Sessions are processed with adaptive compression prior to LLM inference, using fixed and variable context budgets, and are scored using answer accuracy, retrieval F1/Recall@k, coherence (consistency/coherence metrics), token reduction, and latency.

Main Results

The adaptive framework delivers:

  • Answer Accuracy: 0.89–0.91 (LOCOMO), exceeding fixed-memory and retrieval-only baselines.
  • Retrieval Accuracy: 0.94–0.95 (LOCOMO), with robust recall preservation.
  • Recall: 0.68–0.71 (LOCOMO), outperforming competing memory systems particularly in late-session turns.
  • Consistency/Coherence (LOCCO): 4.45–4.60, indicating improved conversational continuity across sessions.
  • Token Reduction: 25–55% across varying session lengths and domains.
  • Latency Improvement: 10–35%, highlighting computational benefits due to reduced input size. Figure 2

    Figure 2: Comparative performance analysis demonstrating sustained answer/retrieval/recall accuracy and high coherence with adaptive compression versus prior state-of-the-art memory systems.

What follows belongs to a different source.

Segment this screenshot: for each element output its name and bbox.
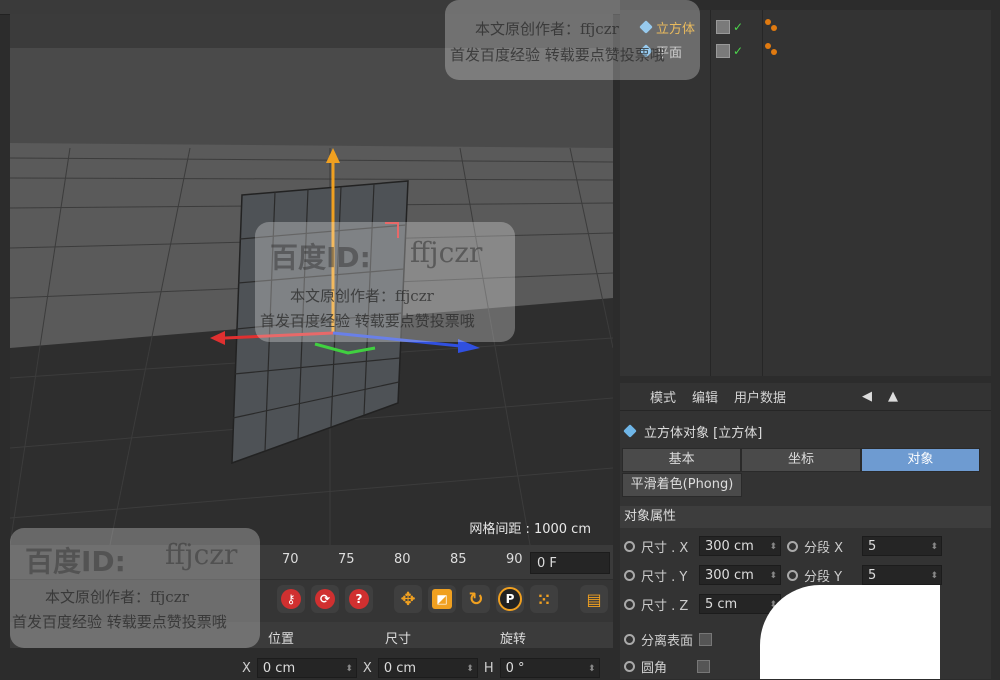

Efficiency scores outpace recent schemes such as ILSTMA (21.45% execution time reduction), LAVA (>>9× decoding speedup with negligible extra computation), and ATACompressor (up to 27× compression ratios), while maintaining answer quality and stability. Figure 3

Figure 3: Token and latency efficiency comparison, showing adaptive context compression outperforms fixed and task-agnostic methods without loss of accuracy.

Analysis of Coherence and Long-Term Memory

Experimental results confirm that explicit coherence-sensitivity in context pruning prevents context drift and catastrophic forgetting typical of token-budget optimizers. Dialogue units critical for causal consistency and cross-session references are preferentially preserved due to combined scoring, differentiating the framework from context window extenders or memory-only retrievers. The method achieves consistency and coherence improvements over LOCCO benchmarks, indicating suitability for agents in persistent dialogue or QA settings.

Theoretical and Practical Implications

The methodological advance consists of closing the gap between efficiency-driven context compression and long-term conversational coherence. By making context inclusion dependent on both semantic relevance and coherence risk, the approach provides a defense against the context "flushing" or informational entropy buildup that afflicts large window inputs in memory-augmented transformers. The framework's results demonstrate that adaptive budgets and real-time filtering outperform fixed-window strategies, especially as session durations grow or as memory requirements move into the hundreds of turns.

Practically, this enables deployment of multi-turn agents with theoretical guarantees against abrupt context decay, while minimizing hardware and inference costs. These robust properties are critical for the scalability of LLMs in settings such as customer service, process automation, or multi-session task workflows.

Future Directions

The synergy between dynamic memory selection, coherence maintenance, and adaptive token budgeting opens several avenues:

  • Extension to multi-agent conversational ecosystems where shared memory consistency is a requirement;
  • Integration with fine-grained user simulation benchmarks to optimize over personalized dialogue retention;
  • Hardware-aware implementations where context compression can be co-designed with efficient decoding pipelines for edge and mobile deployment.

Conclusion

This study provides a comprehensive framework for adaptive context compression in long-running LLM interactions, demonstrating superior answer quality, retrieval performance, and coherence compared to prior art, with notable efficiency gains. The explicit integration of coherence metrics into compression and the practical realization of dynamic context budgeting are key contributions, facilitating the deployment of scalable, stable dialogue agents in persistent or resource-constrained environments. The results suggest a paradigm for efficient, high-fidelity context management as LLM applications continue to scale in duration, complexity, and user expectations.